Australian Funds Await Regulatory Guidance on APRA SPS 530 Risk and Stress Tests

Australian pension funds, known as superannuation funds, now have stopgap guidance on how they should identify investment risks, perform valuations and stress test investment funds. However, most of that guidance, in the form of the Australian Prudential Regulation Authority (APRA) SPS 530 Prudential Standard, leaves the parameters for these measurements up to the funds to figure out.

APRA SPS 530 takes effect

SPS 530 took effect January 1, 2023. It’s an update to APRA’s SPG 530 investment governance issued in 2013. In July, APRA announced that it was drafting SPG 531 that it expected to issue for consultation later in 2022, although that new version has not yet appeared.

In APRA’s July letter about its plans, it acknowledged that submissions from RSE licensees, the government-approved superannuation funds, asked for more guidance on environmental, social and corporate governance (ESG) issues. They noted that SPG 530 limited consideration of ESG factors. In the letter, APRA maintained that funds have to determine what investment risk factors they will consider, how it will assess those risks, how much it will weight those risks and what controls it will set to manage that risk. Yet APRA did state that it will issue more guidance on ESG considerations as part of investment risk standards.

On valuation, funds’ submissions agreed with being required to have “an adequate valuation governance framework,” but asked for more guidance on when independent valuations are appropriate, what sources should be used and how results should be reported, as well as clarification of valuation frequencies.

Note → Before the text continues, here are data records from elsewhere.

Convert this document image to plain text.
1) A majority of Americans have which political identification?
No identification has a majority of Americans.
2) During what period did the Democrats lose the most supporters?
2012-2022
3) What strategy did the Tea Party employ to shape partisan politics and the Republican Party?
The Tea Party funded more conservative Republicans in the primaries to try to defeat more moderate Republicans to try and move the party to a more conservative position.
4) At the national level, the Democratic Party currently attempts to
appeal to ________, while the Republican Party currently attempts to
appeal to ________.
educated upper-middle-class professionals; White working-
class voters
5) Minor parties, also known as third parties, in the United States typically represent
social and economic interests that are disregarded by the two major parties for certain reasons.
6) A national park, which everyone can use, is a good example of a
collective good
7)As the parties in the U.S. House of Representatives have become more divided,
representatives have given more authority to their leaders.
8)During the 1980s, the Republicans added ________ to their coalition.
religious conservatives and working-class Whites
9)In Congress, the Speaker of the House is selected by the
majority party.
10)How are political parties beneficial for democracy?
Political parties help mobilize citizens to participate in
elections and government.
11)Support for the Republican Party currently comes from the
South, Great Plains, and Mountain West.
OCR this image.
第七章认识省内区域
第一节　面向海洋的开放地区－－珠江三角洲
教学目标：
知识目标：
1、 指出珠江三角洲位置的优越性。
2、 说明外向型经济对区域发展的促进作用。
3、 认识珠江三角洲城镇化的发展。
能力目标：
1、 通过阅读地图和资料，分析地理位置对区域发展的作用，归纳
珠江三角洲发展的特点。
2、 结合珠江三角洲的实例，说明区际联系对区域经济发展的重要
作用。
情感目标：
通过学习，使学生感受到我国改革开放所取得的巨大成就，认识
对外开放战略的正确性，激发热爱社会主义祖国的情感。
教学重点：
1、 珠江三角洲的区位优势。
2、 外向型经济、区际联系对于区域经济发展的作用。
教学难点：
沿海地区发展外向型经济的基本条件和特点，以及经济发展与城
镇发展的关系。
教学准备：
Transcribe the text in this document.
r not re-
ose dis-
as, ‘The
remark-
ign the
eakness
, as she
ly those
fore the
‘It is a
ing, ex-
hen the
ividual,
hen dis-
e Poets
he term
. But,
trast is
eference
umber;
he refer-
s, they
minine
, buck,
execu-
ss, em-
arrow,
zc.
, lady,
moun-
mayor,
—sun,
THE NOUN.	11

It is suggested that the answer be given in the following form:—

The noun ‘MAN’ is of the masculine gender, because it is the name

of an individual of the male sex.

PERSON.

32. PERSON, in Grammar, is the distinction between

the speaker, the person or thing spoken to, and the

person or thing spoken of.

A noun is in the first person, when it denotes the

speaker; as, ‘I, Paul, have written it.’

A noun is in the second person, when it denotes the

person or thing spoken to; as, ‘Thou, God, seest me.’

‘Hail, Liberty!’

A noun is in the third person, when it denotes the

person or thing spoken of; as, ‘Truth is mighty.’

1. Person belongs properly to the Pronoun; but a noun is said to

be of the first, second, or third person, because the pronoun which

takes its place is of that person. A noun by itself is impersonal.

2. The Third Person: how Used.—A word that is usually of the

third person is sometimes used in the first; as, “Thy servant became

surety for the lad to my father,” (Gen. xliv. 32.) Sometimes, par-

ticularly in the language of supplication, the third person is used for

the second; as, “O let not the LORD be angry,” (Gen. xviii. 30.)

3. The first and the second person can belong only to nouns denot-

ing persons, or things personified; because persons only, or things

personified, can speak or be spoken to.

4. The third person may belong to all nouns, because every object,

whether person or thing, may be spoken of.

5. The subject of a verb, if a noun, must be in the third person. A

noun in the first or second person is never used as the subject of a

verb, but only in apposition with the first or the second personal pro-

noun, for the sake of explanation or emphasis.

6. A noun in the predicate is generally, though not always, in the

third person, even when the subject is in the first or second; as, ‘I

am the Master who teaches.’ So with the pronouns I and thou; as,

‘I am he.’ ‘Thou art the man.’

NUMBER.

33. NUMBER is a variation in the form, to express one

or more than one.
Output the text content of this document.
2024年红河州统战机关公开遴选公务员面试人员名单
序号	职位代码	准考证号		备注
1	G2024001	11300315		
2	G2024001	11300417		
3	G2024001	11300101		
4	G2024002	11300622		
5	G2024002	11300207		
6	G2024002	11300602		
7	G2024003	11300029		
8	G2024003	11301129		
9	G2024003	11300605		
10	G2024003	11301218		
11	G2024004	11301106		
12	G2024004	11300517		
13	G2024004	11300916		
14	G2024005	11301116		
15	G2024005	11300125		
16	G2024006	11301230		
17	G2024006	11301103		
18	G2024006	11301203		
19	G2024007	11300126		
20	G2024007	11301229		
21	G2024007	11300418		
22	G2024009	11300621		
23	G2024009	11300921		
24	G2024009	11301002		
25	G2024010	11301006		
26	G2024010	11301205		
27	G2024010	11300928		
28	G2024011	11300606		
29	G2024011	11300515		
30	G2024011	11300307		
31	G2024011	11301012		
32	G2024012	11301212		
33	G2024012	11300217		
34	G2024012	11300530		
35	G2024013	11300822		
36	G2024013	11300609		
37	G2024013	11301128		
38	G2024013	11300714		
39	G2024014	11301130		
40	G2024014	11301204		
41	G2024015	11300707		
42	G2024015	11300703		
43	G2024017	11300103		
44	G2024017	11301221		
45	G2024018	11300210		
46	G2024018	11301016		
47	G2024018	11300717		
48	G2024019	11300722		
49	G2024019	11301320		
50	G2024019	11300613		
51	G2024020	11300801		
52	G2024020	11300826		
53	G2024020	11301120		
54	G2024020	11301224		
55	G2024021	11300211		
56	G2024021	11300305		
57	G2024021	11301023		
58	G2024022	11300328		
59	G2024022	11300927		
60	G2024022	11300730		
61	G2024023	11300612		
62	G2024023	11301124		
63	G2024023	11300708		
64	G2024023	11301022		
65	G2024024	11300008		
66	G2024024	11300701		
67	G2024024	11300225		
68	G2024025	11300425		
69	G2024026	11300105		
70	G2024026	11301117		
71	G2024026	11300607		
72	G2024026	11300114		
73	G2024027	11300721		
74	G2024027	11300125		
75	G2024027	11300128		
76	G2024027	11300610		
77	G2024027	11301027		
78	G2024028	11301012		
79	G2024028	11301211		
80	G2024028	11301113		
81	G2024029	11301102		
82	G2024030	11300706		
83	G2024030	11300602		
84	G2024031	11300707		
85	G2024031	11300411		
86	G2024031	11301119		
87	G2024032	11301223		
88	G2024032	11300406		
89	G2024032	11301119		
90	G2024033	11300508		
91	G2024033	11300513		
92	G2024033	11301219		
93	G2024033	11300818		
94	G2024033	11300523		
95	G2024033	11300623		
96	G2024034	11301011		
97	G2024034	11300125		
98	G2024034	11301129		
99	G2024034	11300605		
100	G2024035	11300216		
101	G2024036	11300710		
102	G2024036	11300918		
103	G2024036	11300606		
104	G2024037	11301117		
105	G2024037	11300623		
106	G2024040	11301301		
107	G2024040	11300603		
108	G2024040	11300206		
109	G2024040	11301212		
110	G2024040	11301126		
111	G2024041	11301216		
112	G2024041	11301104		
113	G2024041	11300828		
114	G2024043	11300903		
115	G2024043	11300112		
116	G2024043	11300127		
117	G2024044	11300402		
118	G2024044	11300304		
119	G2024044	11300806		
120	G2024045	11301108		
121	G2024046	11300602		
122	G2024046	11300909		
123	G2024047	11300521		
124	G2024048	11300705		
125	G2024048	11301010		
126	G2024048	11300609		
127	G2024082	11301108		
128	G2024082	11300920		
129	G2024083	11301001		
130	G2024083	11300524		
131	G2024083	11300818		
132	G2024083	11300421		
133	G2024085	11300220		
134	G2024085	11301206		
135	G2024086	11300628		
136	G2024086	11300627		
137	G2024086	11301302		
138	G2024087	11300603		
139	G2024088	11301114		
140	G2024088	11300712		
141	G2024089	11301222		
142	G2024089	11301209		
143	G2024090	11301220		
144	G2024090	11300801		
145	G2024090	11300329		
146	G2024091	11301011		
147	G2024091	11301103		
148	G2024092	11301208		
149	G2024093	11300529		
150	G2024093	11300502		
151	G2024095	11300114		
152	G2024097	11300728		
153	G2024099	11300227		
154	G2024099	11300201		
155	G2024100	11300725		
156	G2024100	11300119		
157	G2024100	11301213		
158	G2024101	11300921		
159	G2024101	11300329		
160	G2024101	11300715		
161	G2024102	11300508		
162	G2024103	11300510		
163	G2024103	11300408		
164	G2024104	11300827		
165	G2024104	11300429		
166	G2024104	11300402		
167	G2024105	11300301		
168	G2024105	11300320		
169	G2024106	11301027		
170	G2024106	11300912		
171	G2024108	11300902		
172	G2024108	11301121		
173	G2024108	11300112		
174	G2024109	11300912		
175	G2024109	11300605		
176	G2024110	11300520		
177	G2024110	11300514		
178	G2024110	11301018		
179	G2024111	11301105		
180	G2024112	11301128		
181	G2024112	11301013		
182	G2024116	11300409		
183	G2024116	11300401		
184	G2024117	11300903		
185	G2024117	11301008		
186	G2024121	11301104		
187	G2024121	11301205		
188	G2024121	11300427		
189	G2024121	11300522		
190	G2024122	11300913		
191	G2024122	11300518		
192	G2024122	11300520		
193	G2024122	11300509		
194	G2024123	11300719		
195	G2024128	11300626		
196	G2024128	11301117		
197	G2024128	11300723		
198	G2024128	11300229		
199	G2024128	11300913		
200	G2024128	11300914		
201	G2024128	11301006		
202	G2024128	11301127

APRA promised answers to these questions in the upcoming SPG 531 guidance.

Funds’ submissions for guidance

On investment stress testing, funds’ submissions asked APRA for several types of more detailed guidance about how such tests should be done or what they should include:

  • Providing example scenarios
  • Framing of outcomes
  • Connection to performance test results
  • Consideration of fund, sub-fund and product levels
  • How independent experts may be used to develop test scenarios
  • Expectations for entities with less resources

For now, all Australia’s pension funds can do is wait for APRA to return from its walkabout with some regulatory clarity – but in the meantime, they might do well to design their ESG and climate scenario capabilities.